The VGA console should be useable as an alternative to the serial console and switching between the two should be possible at run time. The common technique to achieve that is to make the words that need to be switched between alternative implementations be vectored, or "deferred" words. What this means is that a pointer to the word that actually implements the word is stored in the word that is being called by the system, and this pointer can be modified at run time in order to switch to the desired implementation.

Normally, the Forth compiler performs a name lookup when compiling a word, not when executing it. Thus, once a word has been compiled, the addresses of the words that are being called are fixed, and the implementations of these words cannot be changed in retrospect.

For normal, RAM based operation, implementing deferred words is quite simple:

: alias ( xt -- ) create , does> @ execute ;
: noop ( -- ) ;
: defer (  -- ) ['] noop alias ;
: is ( xt  -- ) ' >body ! ;
alias is used to set up an alias for a word. defer is used to set up an alias for the do-nothing word alias. The implementation of such a word can later be changed using the is word.

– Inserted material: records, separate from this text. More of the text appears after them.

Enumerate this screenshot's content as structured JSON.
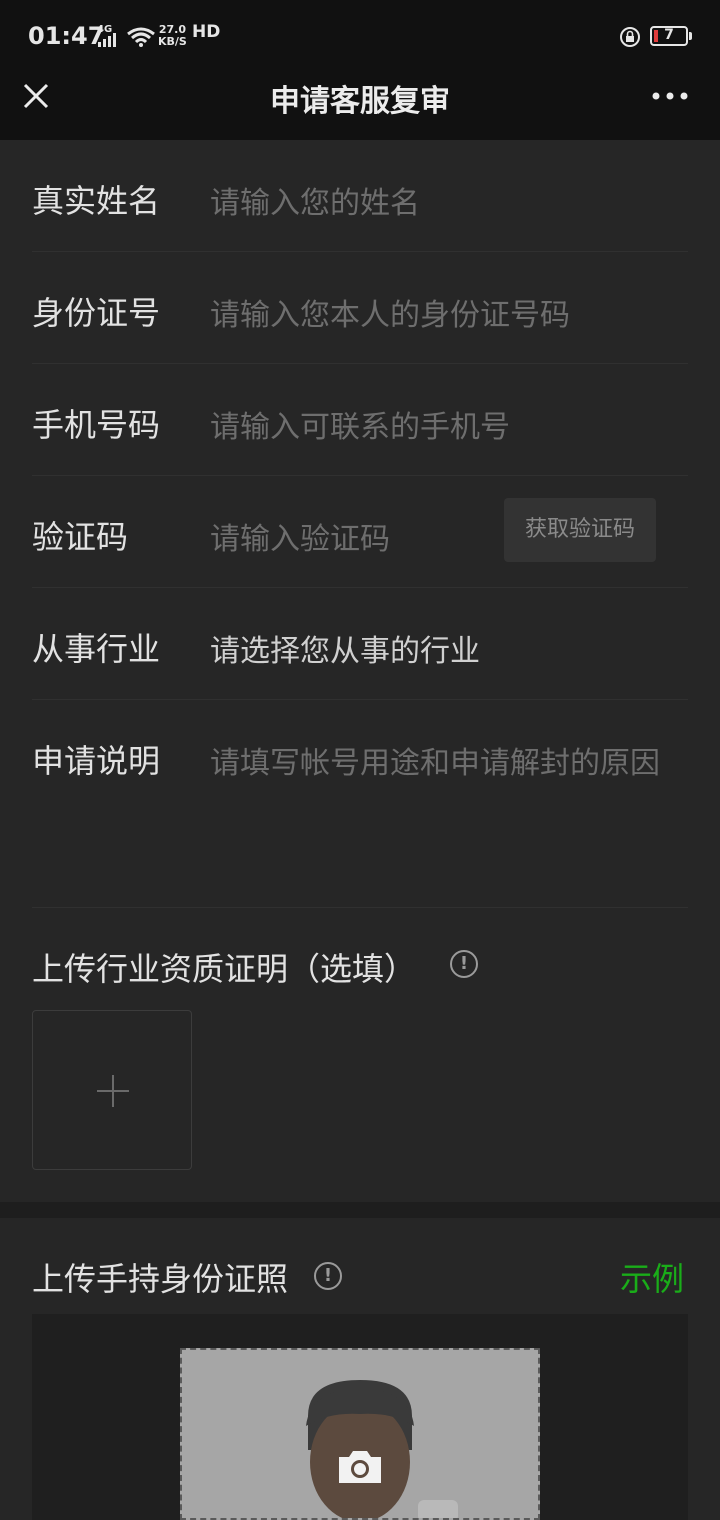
{
  "status_bar": {
    "time": "01:47",
    "network": "4G",
    "speed_value": "27.0",
    "speed_unit": "KB/S",
    "hd": "HD",
    "battery": "7",
    "battery_color": "#e03b3b"
  },
  "nav": {
    "title": "申请客服复审",
    "close_icon": "close-icon",
    "more_icon": "more-icon"
  },
  "form": {
    "name": {
      "label": "真实姓名",
      "placeholder": "请输入您的姓名"
    },
    "id_number": {
      "label": "身份证号",
      "placeholder": "请输入您本人的身份证号码"
    },
    "phone": {
      "label": "手机号码",
      "placeholder": "请输入可联系的手机号"
    },
    "code": {
      "label": "验证码",
      "placeholder": "请输入验证码",
      "button": "获取验证码"
    },
    "industry": {
      "label": "从事行业",
      "value": "请选择您从事的行业"
    },
    "description": {
      "label": "申请说明",
      "placeholder": "请填写帐号用途和申请解封的原因"
    }
  },
  "qualification": {
    "title": "上传行业资质证明（选填）",
    "info_icon": "info-icon",
    "upload_icon": "plus-icon"
  },
  "id_photo": {
    "title": "上传手持身份证照",
    "info_icon": "info-icon",
    "example_label": "示例",
    "example_color": "#1aad19",
    "camera_icon": "camera-icon"
  }
}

This works well for RAM based Forth in which the , word can be used to compile a number into the dictionary and change that later. For a ROM based Forth like Maisforth, the default dictionary is read only and as we are interested in vectorizing words that are used by the system, the vectors need to be put somewhere else. Maisforth provides for a "user space" for this purpose. The "user space" is located in RAM at the beginning of the address space, and the IVEC word can be used to allocate a cell from that space in the cross compiler. When adding new user vectors, the USERBYTES constant needs to be increased so that the cross compiler knows the changed memory layout. I did not find out how I could get the vectors initialized automatically by the cross compiler, so I added a new 'EMIT vector initialized to 0 which would be called in the (EMIT word, and changed the COLD word to intialize the 'EMIT vector when rekonstrukt starts.

More information about vectorized functions can be found in Leo Brodie's excellent book Starting Forth in the Chapter Under the Hood.